The 80/20 rule and the retail assortment:
Chris Anderson published a highly influential book “The Long Tail,” about the skewed demand curve (80/20 rule, 80% of sales come from 20% of products) and the potential for niche retailers. However, I believe that for the sake of elegance in theory, he over simplifies the argument for a new business model. In particular, he ignores three important aspects of retail: Assortment, Stock ratios, and the Buying cycle
Anderson’s basic theory is that as tastes have broadened and more consumers move away from “mainstream hits”, the demand curve at the tail end becomes fatter. This trend, coupled with on-line retailing with its reduced distribution and inventory costs, makes catering to those fringe customers more lucrative.
From personal experience, I agree with his initial statements: the internet has made it both easier to find, and shop for more exotic products. However, I don’t believe the business model of retail has fundamentally changed.
For one, Anderson describes one problem as carrying a broad array of products that don’t generate a more uniform proportion of sales. Retailers are aware of this distribution curve; however, they refer to it as an “assortment.” There will always be underperforming products, but having a consistent, broad, and coherent assortment defines the brand or store, and creates a desirable shopping destination I believe Anderson misses this point when he writes:
On a store shelf or in any other limited means of distribution, the ratio of good to bad matters because it’s a zero sum game. Space for one eliminates space for the other. Prominence for one obscures the other. If there are ten crappy toys for each good one in the aisle, you’ll think poorly of the toy store and be discouraged from browsing. Likewise it’s no fun to flip through bin after bin of CDs if you haven’t heard of any of them.
A hypothetical store that only carries these top 20 percentile products would be a very odd store – a hodgepodge of mostly the “hits” from different categories or genres, with a few one-hit wonders. It would be as if a clothing store had 70% blue jeans, a few t- shirts, a women’s shoe or two, and sometimes a handbag or watch. On-line or brick and mortar, I’m not sure if this is a desirable shopping destination. Lastly, a store would never carry a truly “crappy toy.” A product may not sell well, but it always has a purpose. Maybe it was stocked as a show or display piece to make other products look more enticing or to support a marketing campaign.

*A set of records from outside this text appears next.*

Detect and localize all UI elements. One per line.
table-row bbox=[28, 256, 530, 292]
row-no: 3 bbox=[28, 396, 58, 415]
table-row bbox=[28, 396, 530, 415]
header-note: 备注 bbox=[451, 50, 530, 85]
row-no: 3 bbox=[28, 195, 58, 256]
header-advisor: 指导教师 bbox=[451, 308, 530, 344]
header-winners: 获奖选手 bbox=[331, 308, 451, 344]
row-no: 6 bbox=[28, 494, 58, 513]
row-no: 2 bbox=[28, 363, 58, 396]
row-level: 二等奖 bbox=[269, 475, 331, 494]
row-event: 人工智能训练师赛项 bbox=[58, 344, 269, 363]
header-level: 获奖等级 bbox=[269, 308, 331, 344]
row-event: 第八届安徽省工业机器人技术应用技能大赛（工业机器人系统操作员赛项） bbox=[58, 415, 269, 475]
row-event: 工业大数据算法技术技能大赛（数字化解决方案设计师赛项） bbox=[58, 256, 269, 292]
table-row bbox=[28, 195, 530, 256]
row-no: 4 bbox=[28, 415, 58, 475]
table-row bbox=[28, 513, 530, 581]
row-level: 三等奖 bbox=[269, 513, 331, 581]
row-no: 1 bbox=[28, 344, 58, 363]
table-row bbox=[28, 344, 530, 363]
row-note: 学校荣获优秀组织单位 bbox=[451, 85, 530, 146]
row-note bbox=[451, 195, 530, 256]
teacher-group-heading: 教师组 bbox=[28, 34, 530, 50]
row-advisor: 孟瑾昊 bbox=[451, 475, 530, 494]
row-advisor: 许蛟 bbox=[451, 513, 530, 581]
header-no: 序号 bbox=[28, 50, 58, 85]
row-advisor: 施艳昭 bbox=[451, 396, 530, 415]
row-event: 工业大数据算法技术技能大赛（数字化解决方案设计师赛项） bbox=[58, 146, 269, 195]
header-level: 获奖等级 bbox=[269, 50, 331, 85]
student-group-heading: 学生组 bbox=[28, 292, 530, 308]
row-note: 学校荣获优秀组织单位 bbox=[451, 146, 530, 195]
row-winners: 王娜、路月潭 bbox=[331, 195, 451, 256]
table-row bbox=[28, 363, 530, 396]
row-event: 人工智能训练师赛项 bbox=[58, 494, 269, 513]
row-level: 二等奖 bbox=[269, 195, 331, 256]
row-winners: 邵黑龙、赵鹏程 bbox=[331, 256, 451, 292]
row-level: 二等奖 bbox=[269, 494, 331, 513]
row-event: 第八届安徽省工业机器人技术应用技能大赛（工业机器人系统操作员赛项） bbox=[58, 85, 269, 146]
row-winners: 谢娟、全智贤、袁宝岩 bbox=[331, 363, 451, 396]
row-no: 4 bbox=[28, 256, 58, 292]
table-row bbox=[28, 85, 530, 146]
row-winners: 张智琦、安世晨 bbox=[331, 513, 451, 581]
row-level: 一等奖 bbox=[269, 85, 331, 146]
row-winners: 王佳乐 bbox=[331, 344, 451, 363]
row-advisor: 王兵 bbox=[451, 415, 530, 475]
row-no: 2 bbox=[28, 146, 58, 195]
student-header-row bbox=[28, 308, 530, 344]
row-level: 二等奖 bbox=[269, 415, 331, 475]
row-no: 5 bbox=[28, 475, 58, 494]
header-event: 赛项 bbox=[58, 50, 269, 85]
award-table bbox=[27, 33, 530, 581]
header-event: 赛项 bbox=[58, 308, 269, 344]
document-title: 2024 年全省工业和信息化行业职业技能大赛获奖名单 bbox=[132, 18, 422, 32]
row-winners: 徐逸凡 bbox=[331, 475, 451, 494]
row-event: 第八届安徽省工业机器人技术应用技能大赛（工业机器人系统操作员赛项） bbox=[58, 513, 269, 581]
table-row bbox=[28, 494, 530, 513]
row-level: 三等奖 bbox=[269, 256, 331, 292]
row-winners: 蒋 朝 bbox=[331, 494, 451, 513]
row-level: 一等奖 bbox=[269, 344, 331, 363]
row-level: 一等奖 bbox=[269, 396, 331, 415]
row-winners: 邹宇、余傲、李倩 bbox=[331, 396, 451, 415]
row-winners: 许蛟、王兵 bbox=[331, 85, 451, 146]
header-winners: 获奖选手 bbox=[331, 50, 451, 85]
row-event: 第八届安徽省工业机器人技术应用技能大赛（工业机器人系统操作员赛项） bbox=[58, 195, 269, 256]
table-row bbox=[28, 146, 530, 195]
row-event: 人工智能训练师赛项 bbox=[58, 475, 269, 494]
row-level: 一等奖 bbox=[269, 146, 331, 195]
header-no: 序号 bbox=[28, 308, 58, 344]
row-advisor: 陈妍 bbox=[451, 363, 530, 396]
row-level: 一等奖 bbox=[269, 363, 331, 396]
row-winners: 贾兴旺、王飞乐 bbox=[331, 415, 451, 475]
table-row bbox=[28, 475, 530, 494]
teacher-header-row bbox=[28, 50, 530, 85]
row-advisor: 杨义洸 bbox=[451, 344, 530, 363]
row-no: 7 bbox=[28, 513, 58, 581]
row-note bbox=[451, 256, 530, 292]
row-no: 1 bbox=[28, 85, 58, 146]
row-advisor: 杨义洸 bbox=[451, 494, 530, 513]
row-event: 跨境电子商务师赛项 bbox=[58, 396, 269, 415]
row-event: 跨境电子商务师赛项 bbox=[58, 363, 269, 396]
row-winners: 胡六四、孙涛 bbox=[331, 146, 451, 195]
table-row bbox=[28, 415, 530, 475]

Secondly, his theory almost completely ignores the second half of retailing: stock. Andersen makes a passing reference to inventory management when he writes:
Traditional retail economics dictate that stores only stock the likely hits, because shelf space is expensive. But online retailers (from Amazon to iTunes) can stock virtually everything, and the number of available niche products outnumber the hits by several orders of magnitude. Those millions of niches are the Long Tail, which had been largely neglected until recently in favor of the Short Head of hits.
Having a balanced sales to stock ratio, is the one of the central concepts of retailing. But he ignores the fact that to cater a wide range of tastes, still means more inventory risk and higher capital costs. Assume that due to “infinite offering” the 80/20 ratio flattens a bit to 70/30. If the entire market is $100 million across 100 SKUs, a “traditional” retailer that focuses on the hits only has to carry 30 SKUs to generate $70 million of sales, while a niche retailer must carry 70 SKUs to make $30 million. The problem is exacerbated in certain categories, such as apparel, where each SKU requires multiple sizes to be salable. If you were to look at turn (a metric showing the amount of inventory needed to support sales), a niche retailer will almost certainly have a lower turn and greater cash needs than a mainstream one.
The graph below shows that even at the tail of the curve, a minimum amount of inventory still must be purchased.
Finally, recognizing the ratio of sales to products is one thing, identifying them in advance is essentially the main goal. Accurately predicting which products will be the hits is not as easy as it sounds. Depending of the retailer, buyers have thousands of SKUs to choose from and must predict the demand of each, often 6 months in advance.
The two graphs show a “medium” tail, but still skewed sales distribution: about 50% of the products contribute to 80% of the sales. But those products were only 70% of the stock. Did the buyer not recognize the demand curve? No, the buying strategy was consistent with the demand curve. The second graph shows the same products sorted by investment. Here, you can see that the approach was basically correct: about 80% of the investment went into 50% of the products. He or she simply did not buy 100% correctly.